Well of course everyone is against being forced to have a chip embeded in them that lets your boss or the government track your every movement. That said, I worked at a company 15 years ago that made security systems that would allow you to track an employees badge to the nearest node. You could dial *7 and the extension or something and it would tell you “Bob Johnson - Conference Room B”. Computers already track your entering and exiting the building and who knows how long time cards have been in place. Of course my current employer doesn’t need to know my whereabouts - the can contact me on my Blackberry 24/7.

The question is why does a company need to know my whereabouts? They need to know whether I’m in the building or not. Of course they have every right to track my productivity indirectly - monitoring customer calls, tracking widget productions, etc.

Of course you don’t have much of an expectation of privacy at work. It’s not your home or a lounge. You’re paid to spend your time working for the company. It’s not you get paid and then do what the heck you like when you like it.
What may happen eventually is that people will simply find it convienient to have some kind of implant chip. The chip might carry medical information or be used as a form of payment. Of course it can be tracked, but like a credit card, people may just find that it’s too much of a hastle living “off the grid”.

It’d be useful for workers in prisons. My local one has something called a “Spider System”, though I don’t know if that’s the brand name or a nickname.

I imagine it could be very useful in coal mines and such.

But as for your local office building, I’ll be damned if I can think of a reason why it’d be important to know if Bob is in the copy room or in the filing area.

Go ahead, knock yourself out.

I can think of a handful of jobs where a tracking implant would be useful and IMHO, acceptable as a condition for employment. Prisons, the military, very high security jobs such as for the Pentagon or CIA. Coal miners and others can get by with the tag as part if their equipment, and it should be illegal to even ask employees to get one.
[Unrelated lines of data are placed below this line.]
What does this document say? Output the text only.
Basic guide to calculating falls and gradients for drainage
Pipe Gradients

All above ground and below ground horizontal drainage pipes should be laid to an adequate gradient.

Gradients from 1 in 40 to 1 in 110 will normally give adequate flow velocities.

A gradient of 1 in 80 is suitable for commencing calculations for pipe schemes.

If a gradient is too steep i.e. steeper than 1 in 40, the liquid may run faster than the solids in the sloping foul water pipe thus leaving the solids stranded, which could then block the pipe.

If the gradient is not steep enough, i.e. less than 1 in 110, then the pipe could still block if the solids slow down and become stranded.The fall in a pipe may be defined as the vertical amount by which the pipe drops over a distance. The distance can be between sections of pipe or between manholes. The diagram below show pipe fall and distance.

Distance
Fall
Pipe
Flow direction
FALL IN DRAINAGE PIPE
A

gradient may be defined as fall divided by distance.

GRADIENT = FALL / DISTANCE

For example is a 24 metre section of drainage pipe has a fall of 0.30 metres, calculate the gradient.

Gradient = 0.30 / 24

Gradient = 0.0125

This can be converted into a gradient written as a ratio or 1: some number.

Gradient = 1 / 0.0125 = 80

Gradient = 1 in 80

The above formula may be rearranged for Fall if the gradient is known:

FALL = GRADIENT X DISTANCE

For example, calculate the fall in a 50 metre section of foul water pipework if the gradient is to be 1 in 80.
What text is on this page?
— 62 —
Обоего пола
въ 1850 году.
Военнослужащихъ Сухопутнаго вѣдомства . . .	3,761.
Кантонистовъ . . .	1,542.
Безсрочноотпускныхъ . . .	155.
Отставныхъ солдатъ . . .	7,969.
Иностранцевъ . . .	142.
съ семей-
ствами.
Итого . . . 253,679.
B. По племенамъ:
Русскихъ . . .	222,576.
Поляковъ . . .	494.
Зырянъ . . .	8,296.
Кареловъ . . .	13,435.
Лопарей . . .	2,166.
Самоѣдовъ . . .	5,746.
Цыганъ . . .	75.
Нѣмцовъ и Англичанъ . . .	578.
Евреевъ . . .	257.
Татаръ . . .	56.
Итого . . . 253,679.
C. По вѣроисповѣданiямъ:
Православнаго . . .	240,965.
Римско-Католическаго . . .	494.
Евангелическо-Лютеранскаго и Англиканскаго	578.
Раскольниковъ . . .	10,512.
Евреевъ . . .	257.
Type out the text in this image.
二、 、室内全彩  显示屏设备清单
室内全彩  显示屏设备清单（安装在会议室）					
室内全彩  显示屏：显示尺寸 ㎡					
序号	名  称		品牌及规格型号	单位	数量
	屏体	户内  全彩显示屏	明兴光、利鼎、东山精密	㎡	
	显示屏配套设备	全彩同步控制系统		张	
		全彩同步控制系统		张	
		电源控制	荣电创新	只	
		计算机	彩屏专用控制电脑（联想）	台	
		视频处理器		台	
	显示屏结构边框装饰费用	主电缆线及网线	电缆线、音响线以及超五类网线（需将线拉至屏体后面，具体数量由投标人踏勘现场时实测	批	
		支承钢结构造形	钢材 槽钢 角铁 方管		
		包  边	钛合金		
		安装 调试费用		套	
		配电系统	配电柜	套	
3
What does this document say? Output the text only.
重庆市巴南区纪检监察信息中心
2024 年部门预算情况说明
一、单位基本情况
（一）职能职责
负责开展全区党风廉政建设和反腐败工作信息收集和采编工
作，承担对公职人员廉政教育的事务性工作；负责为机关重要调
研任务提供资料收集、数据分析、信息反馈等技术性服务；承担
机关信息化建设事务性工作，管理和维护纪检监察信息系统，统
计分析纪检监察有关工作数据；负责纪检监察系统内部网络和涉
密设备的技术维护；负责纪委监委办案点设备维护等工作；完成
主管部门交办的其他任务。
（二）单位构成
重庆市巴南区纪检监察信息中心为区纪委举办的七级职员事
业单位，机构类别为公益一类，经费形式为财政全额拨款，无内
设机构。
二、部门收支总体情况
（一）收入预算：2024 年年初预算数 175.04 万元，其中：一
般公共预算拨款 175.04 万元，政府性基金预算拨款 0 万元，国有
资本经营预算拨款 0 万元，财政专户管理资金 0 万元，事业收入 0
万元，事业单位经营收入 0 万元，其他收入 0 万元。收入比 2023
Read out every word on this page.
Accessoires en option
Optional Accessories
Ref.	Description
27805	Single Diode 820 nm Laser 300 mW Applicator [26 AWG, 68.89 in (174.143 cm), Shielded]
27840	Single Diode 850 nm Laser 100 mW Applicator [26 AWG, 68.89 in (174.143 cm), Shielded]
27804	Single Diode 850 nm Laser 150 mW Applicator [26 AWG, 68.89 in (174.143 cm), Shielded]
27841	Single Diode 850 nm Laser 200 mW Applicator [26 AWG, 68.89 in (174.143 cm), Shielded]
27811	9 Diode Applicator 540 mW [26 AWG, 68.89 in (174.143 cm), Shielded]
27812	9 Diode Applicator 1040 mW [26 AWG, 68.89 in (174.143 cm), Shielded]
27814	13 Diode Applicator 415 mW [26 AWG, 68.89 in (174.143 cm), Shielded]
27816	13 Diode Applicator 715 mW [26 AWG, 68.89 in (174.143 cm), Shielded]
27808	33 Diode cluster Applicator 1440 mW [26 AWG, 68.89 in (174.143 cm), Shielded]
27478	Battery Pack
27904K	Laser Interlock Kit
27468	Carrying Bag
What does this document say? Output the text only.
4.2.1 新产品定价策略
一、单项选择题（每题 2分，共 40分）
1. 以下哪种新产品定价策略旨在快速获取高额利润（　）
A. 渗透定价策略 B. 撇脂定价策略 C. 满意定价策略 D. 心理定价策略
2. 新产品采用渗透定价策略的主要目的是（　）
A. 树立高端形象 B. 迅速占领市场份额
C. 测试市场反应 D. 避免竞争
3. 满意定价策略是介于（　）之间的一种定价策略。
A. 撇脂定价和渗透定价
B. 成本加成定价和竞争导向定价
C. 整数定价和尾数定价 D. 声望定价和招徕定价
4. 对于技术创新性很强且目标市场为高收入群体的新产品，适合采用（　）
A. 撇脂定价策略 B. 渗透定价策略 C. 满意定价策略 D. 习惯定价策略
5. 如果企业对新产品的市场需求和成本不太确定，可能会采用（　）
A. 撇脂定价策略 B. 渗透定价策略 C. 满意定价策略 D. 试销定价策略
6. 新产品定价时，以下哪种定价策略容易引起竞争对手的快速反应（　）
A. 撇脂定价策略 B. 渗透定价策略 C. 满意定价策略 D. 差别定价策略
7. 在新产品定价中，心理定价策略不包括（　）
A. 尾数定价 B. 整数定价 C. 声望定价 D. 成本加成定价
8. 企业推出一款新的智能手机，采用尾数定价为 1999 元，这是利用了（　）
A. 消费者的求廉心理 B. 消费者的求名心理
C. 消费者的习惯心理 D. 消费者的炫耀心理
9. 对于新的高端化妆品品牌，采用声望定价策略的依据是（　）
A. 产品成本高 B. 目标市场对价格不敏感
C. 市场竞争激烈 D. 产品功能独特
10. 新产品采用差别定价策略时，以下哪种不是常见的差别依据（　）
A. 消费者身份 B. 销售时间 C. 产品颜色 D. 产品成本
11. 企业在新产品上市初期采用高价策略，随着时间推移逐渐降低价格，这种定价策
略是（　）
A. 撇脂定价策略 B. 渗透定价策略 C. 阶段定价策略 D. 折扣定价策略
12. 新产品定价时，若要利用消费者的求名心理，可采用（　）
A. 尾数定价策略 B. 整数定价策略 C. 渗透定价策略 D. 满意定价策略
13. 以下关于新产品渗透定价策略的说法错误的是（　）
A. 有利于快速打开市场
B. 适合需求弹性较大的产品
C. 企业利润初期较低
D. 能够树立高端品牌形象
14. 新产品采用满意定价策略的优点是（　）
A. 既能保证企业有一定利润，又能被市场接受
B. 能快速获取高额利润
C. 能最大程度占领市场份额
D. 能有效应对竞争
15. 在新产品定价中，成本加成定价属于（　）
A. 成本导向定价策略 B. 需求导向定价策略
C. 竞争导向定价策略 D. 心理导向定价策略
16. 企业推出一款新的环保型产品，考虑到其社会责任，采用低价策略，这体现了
The problem with the chip being in a badge or some removable bracelet is that these things can be left at a desk or whatever while employee sneaks off - “Oh, look, he’s still on the can.”

The other alternative would be some sort of cable-tie chip bracelet that gets cut off at the end of the day. Maybe a tag in the ear! Moooooo!

The whole thing seems like a bit of a scarestory, actually. I mean, what if you have religious objections to being chipped (as, I gather, a some fundies do because of some verses about 666 in Revelations)? Any company trying this in the Bible Belt won’t go down so well, I reckon.

There is a nightclub in Mallorca that uses this technology for entry and payment.
I read about it some time ago.

Also, I think the correct name for the device is ‘transponder’.

Somehow I’m not convinced that the technology would work, unless the employees really wanted to cooperate. You would get people buying cloaking devices, performing amateur surgery, getting animal ID chips (which are the same thing) to confuse the system.

Such things could be really dangerous in a prison, grab a warder, open up his arm and you’ve a fair chance of getting where you shouldn’t - too much reliance on high technology can be rather dangerous.

What made it “quaint” to me was that I was assuming you were against corporations monitoring people with chips, and that you thought having some sort of rule about not requiring them as a condition of employment would have much effect on actual practices in the workplace. But since you appear to be just fine with such corporate practices, I’m not sure what your point is.

As a worker, it doesn’t make any difference who the big guy is who’s trying to turn me into a chip-controlled rat in a maze. I don’t like it either way. Your concept that who gives money to who makes a difference is not cogent.

This is what I meant about Dopers generally being OK with all kinds of inhumane and overbearing activity by corporations which they would oppose by a government. From a humanitarian POV, the source of the inhumane behavior is moot.

They might have trouble convincing YOU of that, but the American people? “Hey, if we don’t have chips implanted in is, the terrorists WIN!” That’s all it would take for a lot of them. Plus, you seem to have already succumbed to corporate control.